Fig. 10 Risco Calculado: segundo o Gen Mark Clark, o V Exército entrou em combate, muitas vezes, com menos de 50% de chances de êxito

As “Falhas” 

No caso específico do Monte Castello, muitas “falhas” são apontadas: uma parcela considerável delas de forma erronêa, por pura falta de conhecimento de estratégia militar ou mesmo pelo comodismo na repetição de depoimentos antigos. As mais comuns são as seguintes:

1. O  ataque brasileiro, em 29 de novembro de 1944, foi feito de forma precipitada

Meia-verdade. Em combate, precipitação e ousadia possuem limites difusos. Além do que, raramente se concebe um plano onde tudo possa ser minuciosamente planejado com tempo suficiente. Os chamados “ataques de oportunidade” revelam-se mais eficazes do que aqueles que dão tempo ao inimigo para reforçar suas defesas. O brilhante General George S. Patton dizia: “Um bom plano hoje é melhor que um plano perfeito amanhã“.

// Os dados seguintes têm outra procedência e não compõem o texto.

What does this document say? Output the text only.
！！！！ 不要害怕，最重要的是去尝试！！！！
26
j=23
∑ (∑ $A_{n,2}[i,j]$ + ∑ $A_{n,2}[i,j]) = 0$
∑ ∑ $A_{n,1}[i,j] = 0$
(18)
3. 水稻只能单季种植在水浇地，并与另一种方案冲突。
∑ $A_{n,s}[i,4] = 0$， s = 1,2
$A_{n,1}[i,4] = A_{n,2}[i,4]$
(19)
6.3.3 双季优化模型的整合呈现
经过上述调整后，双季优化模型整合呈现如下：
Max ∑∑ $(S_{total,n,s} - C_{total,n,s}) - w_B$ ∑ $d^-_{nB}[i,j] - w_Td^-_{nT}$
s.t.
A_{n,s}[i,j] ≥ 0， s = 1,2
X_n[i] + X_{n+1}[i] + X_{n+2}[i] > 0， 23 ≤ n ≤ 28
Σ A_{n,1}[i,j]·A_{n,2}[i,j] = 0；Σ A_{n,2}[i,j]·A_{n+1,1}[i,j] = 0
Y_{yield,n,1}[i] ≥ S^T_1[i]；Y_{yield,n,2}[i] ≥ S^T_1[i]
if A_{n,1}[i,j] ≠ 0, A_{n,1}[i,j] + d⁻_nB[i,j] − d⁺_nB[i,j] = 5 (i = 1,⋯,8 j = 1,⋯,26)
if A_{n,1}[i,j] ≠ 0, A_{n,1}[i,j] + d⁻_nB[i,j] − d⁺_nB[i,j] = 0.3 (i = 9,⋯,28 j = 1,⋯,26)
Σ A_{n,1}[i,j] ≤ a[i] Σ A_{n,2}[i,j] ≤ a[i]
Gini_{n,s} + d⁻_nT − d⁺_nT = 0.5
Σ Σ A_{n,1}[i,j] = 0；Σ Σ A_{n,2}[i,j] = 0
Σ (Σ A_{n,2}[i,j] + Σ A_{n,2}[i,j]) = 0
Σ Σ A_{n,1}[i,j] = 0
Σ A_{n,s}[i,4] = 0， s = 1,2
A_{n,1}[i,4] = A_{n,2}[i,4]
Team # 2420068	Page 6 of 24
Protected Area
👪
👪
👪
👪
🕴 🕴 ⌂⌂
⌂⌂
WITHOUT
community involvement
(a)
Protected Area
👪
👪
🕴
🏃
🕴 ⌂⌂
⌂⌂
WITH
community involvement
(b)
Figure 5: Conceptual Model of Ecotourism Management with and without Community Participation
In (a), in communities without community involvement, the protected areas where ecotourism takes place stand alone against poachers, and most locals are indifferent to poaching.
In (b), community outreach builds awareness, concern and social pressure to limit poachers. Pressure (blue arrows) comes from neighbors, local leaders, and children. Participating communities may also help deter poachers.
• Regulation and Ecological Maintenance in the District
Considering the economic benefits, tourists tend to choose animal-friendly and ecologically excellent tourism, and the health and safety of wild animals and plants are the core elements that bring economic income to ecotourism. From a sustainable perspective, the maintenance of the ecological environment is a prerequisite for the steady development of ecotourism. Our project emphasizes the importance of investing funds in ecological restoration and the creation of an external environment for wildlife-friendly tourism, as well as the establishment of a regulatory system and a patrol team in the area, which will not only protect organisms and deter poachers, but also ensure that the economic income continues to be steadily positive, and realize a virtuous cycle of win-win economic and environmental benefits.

Olhando sob o ponto de vista do Comando aliado, se em 24-25 de novembro de 1944 as tropas de segunda linha da Task Force 45 conseguiram dominar as alturas do Monte Belvedere, sem grande dificuldade, por que não haveria dos brasileiros conquistarem o modesto Monte Castello? A urgência do ataque brasileiro era justificada, pois a Task Force 45 estava isolada no alto do Monte Belvedere.

Considerando que os brasileiros foram obrigados a empreender uma marcha penosa, sob chuva, durante a madrugada, chegando às bases de partida apenas duas horas antes do ataque, sem um tempo mínimo para reconhecerem o terreno que atacariam, alguém poderia retrucar, com certa razão:“Não seria mais prudente que o comando aliado esperasse os brasileiros se prepararem adequadamente, para só então atacar o Monte Belvedere?”

Infelizmente não havia tempo para isso. O Comando aliado estava determinado a alcançar o Vale do Pó antes da chegada do inverno (“Natal em Bolonha” era o lema), evitando que suas tropas  ficassem entrincheiradas na lama e na neve, sendo alvejadas por tiros de artilharia por meses seguidos (o que acabou acontecendo). Além do que, era mister aproveitar a surpresa e o êxito alcançado pela ação da Task Force 45.

Houve um incidente chave que determinou o fracasso da operação do dia 29:  o contra-ataque alemão que expulsou os norte-americanos do Monte Belvedere, horas antes do ataque brasileiro. Assim,  os homens do Regimento Sampaio receberam um fogo mortífero de armas automáticas e fuzis pelo  flanco esquerdo exposto, causando pesadas baixas e obrigando-os a retroceder.  Já o III Batalhão do 11º RI: O “Lapa Azul”, que atacava pelo lado leste do Monte Castello, chegou muito próximo aos seus objetivos, mas teve de retrair, face o recuo do regimento carioca.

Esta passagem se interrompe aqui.